You are smart. Most of us take years to figure out that it is no use to spin your wheels trying to make them like you. If they are rude, treat them as you would any other rude stranger.

emotionaly beat up's picture

I think the kids who have been brought up as the apple of the daddy's/mummy's eye (or worse both parents so unhappy in the marriage) made the kids the centre of 'their' universe and the kids now think they are the centre of 'the' universe. They grow up to be over indulged, greedy, it's all about me, and everything is mine, adults and I use the word adults loosely, because their emotional growth living in this fantasy world is clearly stunted. So, they are shameless and absolutely convinced that everything the parents have will pass onto them. When a new partner comes in, they really cannot bear it. My husbands daughter (30) some months ago was screaming at him because she wanted something from him, and in her tyrade actually said..................I am your daughter you owe it to me, what did I get out of YOUR divorce. This woman was red raw in the face and screeching at the top of her lungs over all of this and her boyfriend has already told her father and I that she has been estimating our worth and valuing our home. Now as far as HIS divorce went, he walked out in nothing but the clothes he stood up in, and stayed with family for the first 3 months giving his former wife 3 full months wages, the home was mortgage free, and the 3 cars were relatively new and all paid for in full. However his daughter who was 19 at the time then tried to sue him for child support.

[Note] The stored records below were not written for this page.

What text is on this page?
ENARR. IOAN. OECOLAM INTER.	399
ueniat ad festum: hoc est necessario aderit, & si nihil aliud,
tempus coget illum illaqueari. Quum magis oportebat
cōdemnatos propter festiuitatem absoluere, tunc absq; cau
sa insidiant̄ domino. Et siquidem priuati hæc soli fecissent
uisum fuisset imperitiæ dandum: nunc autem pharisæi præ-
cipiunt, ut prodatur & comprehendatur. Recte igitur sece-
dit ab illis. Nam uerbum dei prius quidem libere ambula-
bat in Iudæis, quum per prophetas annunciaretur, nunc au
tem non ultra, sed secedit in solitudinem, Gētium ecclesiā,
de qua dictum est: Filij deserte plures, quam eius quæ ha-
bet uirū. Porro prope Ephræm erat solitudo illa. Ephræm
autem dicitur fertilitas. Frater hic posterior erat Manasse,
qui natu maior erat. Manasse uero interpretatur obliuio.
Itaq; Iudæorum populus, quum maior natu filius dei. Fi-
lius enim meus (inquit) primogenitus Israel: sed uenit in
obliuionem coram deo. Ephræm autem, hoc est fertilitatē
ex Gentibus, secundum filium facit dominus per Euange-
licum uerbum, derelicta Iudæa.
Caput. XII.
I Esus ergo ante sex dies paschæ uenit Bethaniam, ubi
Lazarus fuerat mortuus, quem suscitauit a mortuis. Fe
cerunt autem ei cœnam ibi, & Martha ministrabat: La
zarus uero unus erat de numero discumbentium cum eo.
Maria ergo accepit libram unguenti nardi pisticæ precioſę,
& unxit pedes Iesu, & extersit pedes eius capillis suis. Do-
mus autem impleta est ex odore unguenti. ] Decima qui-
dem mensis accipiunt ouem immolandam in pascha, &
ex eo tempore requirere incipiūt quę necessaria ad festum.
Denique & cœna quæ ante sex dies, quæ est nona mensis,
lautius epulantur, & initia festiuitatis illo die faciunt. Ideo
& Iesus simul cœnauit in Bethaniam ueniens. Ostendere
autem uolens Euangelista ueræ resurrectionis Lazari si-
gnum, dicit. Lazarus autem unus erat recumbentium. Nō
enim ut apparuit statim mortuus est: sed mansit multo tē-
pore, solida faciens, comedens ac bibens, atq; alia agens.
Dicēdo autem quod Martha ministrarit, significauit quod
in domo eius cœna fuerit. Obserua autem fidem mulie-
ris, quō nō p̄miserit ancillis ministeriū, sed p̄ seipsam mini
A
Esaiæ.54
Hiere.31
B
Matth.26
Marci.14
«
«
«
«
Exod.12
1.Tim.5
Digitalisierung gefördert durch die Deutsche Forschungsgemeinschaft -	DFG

At the time she tried this on, he had paid for her university education in full and was still paying her cell phone bill. She had the house to live in and a part time job. But not only was she after child support she and the mother took him to court for 'extras' such as a makeup, clothes, hairdressing, and phone allowance, and for good measure $50 a week pocket money, and $50 a week for entertainment allowance. She is one of the ones who grew up in a home were mom and dad hated each other and all their attention went to the kids especially this daughter as she was the only girl and the youngest in Italian family. Her father to this day has no idea of the damage he has done to this woman, and both he and she will be horrified when life hits her and for all the evil she has put out, it will hit her hard one day. Mom and Dad have of course taught her no coping skills.

sandye21's picture

Totally unbelievable but no surprise. This is reaching the 'outer limits' of entitlement. You say she 'tried' to sue DH for support when she was 19. Did she succeed? And what was DH's reaction to her suing him?

Countrygirl1968's picture

I have also disengaged myself from my future SD but now I'm told I'm being negative. I don't see it that way, she jams herself down my throat all the time and trys to pull so much crap. It doesn't help that she lives with us in the basement apartment. But I'm starting to feel that it is wearing on my relationship which is exactly what she wants. So is disengaging the right thing to do? I'm not one to put up with a lot of crap!

sandye21's picture

It is a heck of a lot easier to stop the crap now instead of hoping some day SD will change her way of thinking and see you as the sweetheart you really are. I tried it for over 20 years. Maybe in rare cases SD might see the light but just read the history of most of the members on this site and you will find in most cases it just doesn't work. I sometimes wonder if I had informed SD of my limits sooner I may have avoided total disengaement but I'm not completely certain of that. She seemed very committed from the get-go to claiming Daddy back by playing deceptive games and degrading me. You were accused of being negative? Well, let's look at it anohter way: You are giving SD a little space to come to terms with HER negativity toward you.